HomeArtificial IntelligenceOpenAI shuts down election interference operation that used ChatGPT

OpenAI shuts down election interference operation that used ChatGPT

OpenAI has banned a gaggle of ChatGPT accounts linked to an Iranian influence operation that generated content concerning the US presidential election. Blog post on Friday. The company says the campaign resulted in AI-generated articles and social media posts, even though it appears they didn’t reach a big audience.

This will not be the primary time OpenAI has suspended accounts linked to state actors maliciously using ChatGPT. In May, the corporate suspended five campaigns Using ChatGPT to control public opinion.

These incidents are harking back to state actors using social media like Facebook and Twitter to influence previous election cycles. Now, similar groups (or perhaps the identical) are using generative AI to flood social channels with misinformation. Much like social media firms, OpenAI appears to be taking a whack-a-mole approach, shutting down accounts related to these efforts as soon as they surface.

OpenAI says its investigation into this group of accounts was Microsoft Threat Intelligence Report The study, published last week, identified the group (which it calls Storm-2035) as a part of a broad campaign to influence the U.S. election that has been ongoing since 2020.

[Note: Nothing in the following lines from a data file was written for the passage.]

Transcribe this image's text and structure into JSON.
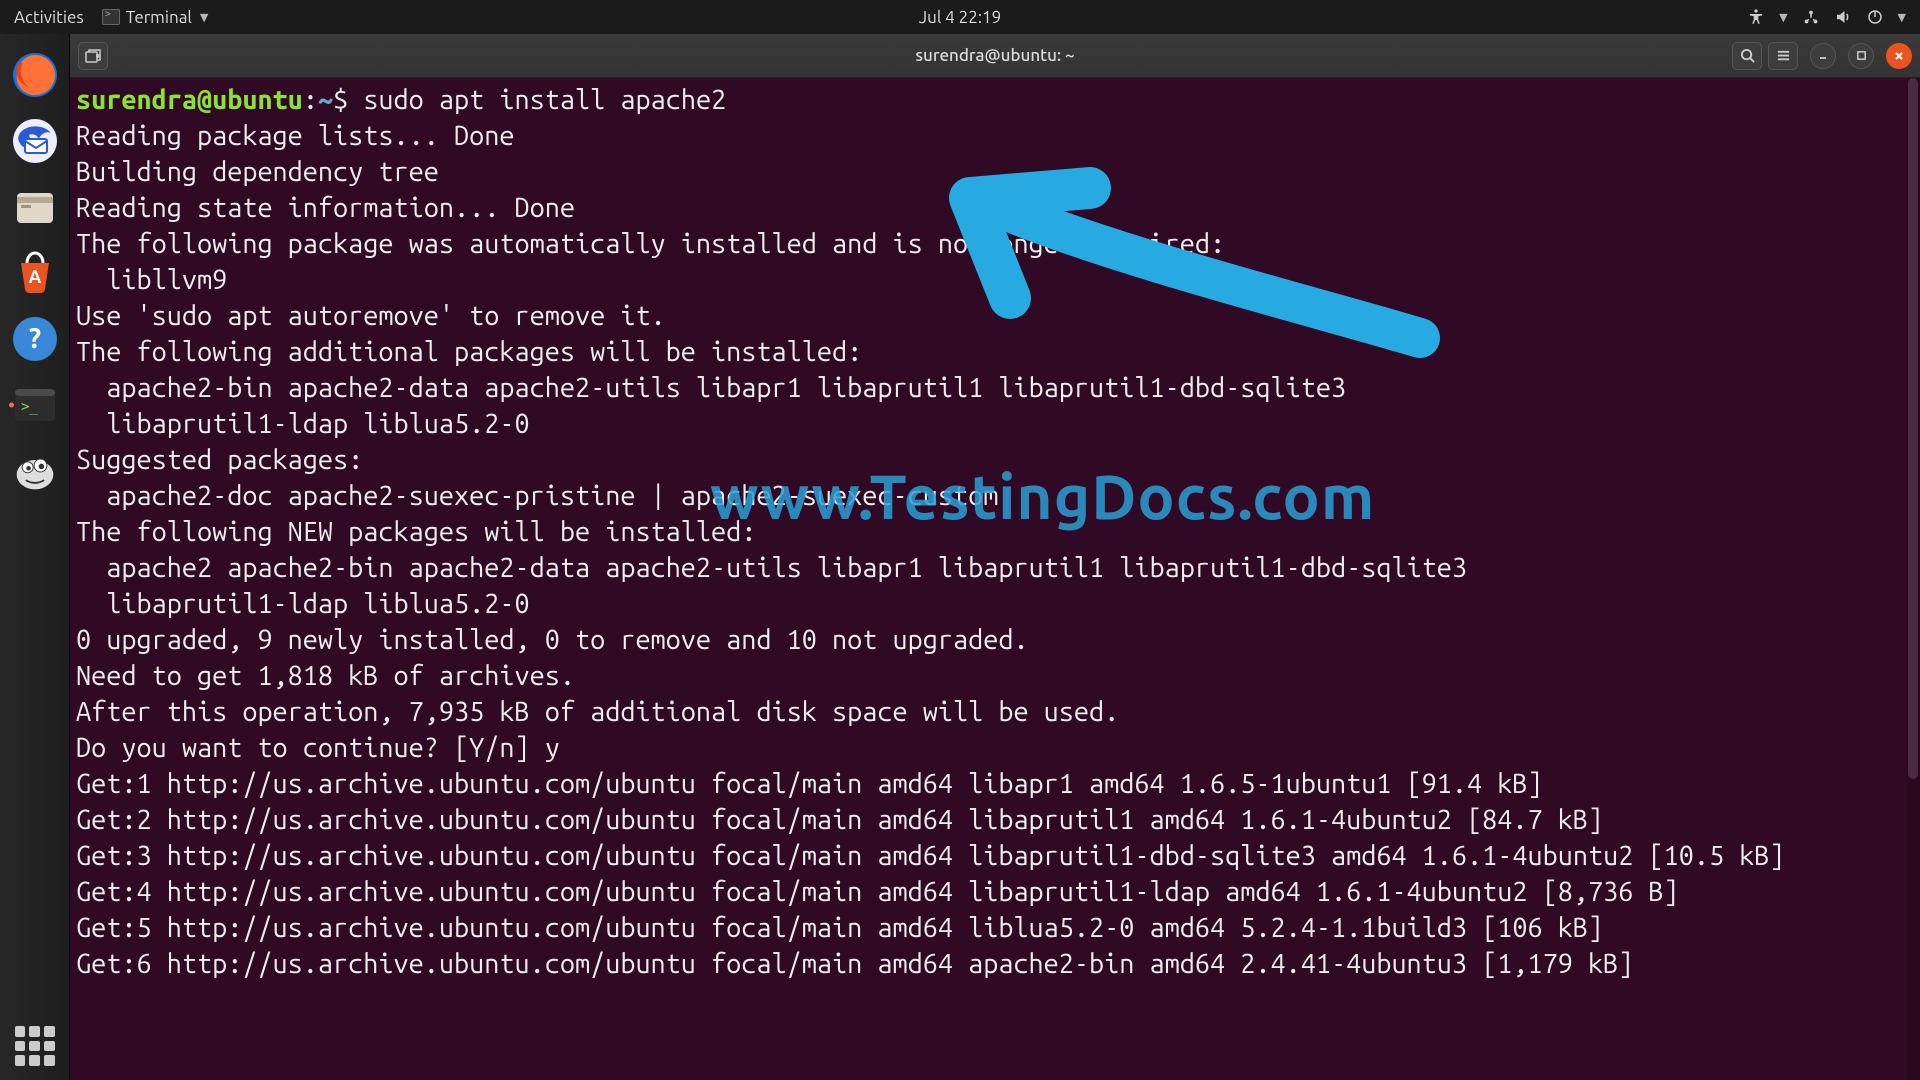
{
  "top_panel": {
    "activities": "Activities",
    "app_menu": "Terminal",
    "clock": "Jul 4  22:19"
  },
  "window": {
    "title": "surendra@ubuntu: ~"
  },
  "prompt": {
    "user_host": "surendra@ubuntu",
    "sep": ":",
    "path": "~",
    "dollar": "$ ",
    "command": "sudo apt install apache2"
  },
  "output_lines": [
    "Reading package lists... Done",
    "Building dependency tree",
    "Reading state information... Done",
    "The following package was automatically installed and is no longer required:",
    "  libllvm9",
    "Use 'sudo apt autoremove' to remove it.",
    "The following additional packages will be installed:",
    "  apache2-bin apache2-data apache2-utils libapr1 libaprutil1 libaprutil1-dbd-sqlite3",
    "  libaprutil1-ldap liblua5.2-0",
    "Suggested packages:",
    "  apache2-doc apache2-suexec-pristine | apache2-suexec-custom",
    "The following NEW packages will be installed:",
    "  apache2 apache2-bin apache2-data apache2-utils libapr1 libaprutil1 libaprutil1-dbd-sqlite3",
    "  libaprutil1-ldap liblua5.2-0",
    "0 upgraded, 9 newly installed, 0 to remove and 10 not upgraded.",
    "Need to get 1,818 kB of archives.",
    "After this operation, 7,935 kB of additional disk space will be used.",
    "Do you want to continue? [Y/n] y",
    "Get:1 http://us.archive.ubuntu.com/ubuntu focal/main amd64 libapr1 amd64 1.6.5-1ubuntu1 [91.4 kB]",
    "Get:2 http://us.archive.ubuntu.com/ubuntu focal/main amd64 libaprutil1 amd64 1.6.1-4ubuntu2 [84.7 kB]",
    "Get:3 http://us.archive.ubuntu.com/ubuntu focal/main amd64 libaprutil1-dbd-sqlite3 amd64 1.6.1-4ubuntu2 [10.5 kB]",
    "Get:4 http://us.archive.ubuntu.com/ubuntu focal/main amd64 libaprutil1-ldap amd64 1.6.1-4ubuntu2 [8,736 B]",
    "Get:5 http://us.archive.ubuntu.com/ubuntu focal/main amd64 liblua5.2-0 amd64 5.2.4-1.1build3 [106 kB]",
    "Get:6 http://us.archive.ubuntu.com/ubuntu focal/main amd64 apache2-bin amd64 2.4.41-4ubuntu3 [1,179 kB]"
  ],
  "watermark": "www.TestingDocs.com"
}
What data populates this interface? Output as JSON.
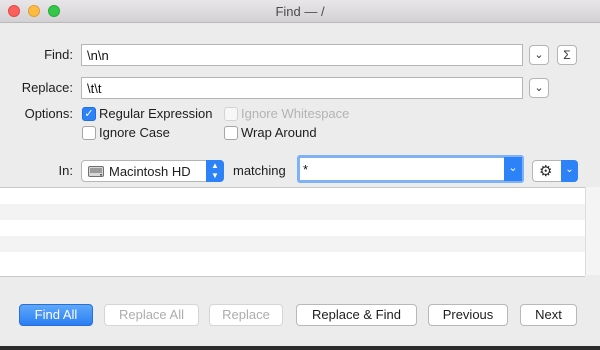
{
  "window": {
    "title": "Find — /"
  },
  "find": {
    "label": "Find:",
    "value": "\\n\\n",
    "menu_glyph": "⌄",
    "sigma_glyph": "Σ"
  },
  "replace": {
    "label": "Replace:",
    "value": "\\t\\t",
    "menu_glyph": "⌄"
  },
  "options": {
    "label": "Options:",
    "regular_expression": {
      "label": "Regular Expression",
      "checked": true
    },
    "ignore_whitespace": {
      "label": "Ignore Whitespace",
      "checked": false,
      "enabled": false
    },
    "ignore_case": {
      "label": "Ignore Case",
      "checked": false
    },
    "wrap_around": {
      "label": "Wrap Around",
      "checked": false
    }
  },
  "scope": {
    "in_label": "In:",
    "location_value": "Macintosh HD",
    "matching_label": "matching",
    "matching_value": "*",
    "gear_glyph": "⚙"
  },
  "buttons": {
    "find_all": "Find All",
    "replace_all": "Replace All",
    "replace": "Replace",
    "replace_and_find": "Replace & Find",
    "previous": "Previous",
    "next": "Next"
  },
  "colors": {
    "accent": "#2e82f7"
  }
}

According to Microsoft, Storm-2035 is an Iranian network with several web sites that mimic news outlets and “actively goal U.S. voting groups at opposite ends of the political spectrum with polarizing messages on issues resembling the U.S. presidential candidates, LGBTQ rights, and the Israel-Hamas conflict.” The script, as has been shown in other operations, will not be necessarily to advertise one policy or the opposite, but to sow discord and conflict.

OpenAI identified five website fronts for Storm-2035 that presented themselves as each progressive and conservative news outlets and had compelling domains like “evenpolitics.com.” The group used ChatGPT to put in writing several long articles, including one claiming that “X is censoring Trump's tweets,” something Elon Musk's platform definitely hasn't done (if anything, Musk is encouraging former President Donald Trump to interact more on X).

An example of a fake news channel running content generated by ChatGPT.
Photo credits: OpenAI

On social media, OpenAI identified a dozen X accounts and one Instagram account controlled by this operation. The company says ChatGPT was used to rewrite various political comments that were then posted on these platforms. One of those tweets falsely and confusingly claimed that Kamala Harris was attributing “increased immigration costs” to climate change, followed by “#DumpKamala.”

OpenAI says it has seen no evidence that Storm-2035's articles were widely shared, and noted that the vast majority of its social media posts received few or no likes, shares, or comments. This is common with such operations, which will be arrange quickly and cheaply using AI tools like ChatGPT. Expect to see many more such posts because the election approaches and partisan bickering online intensifies.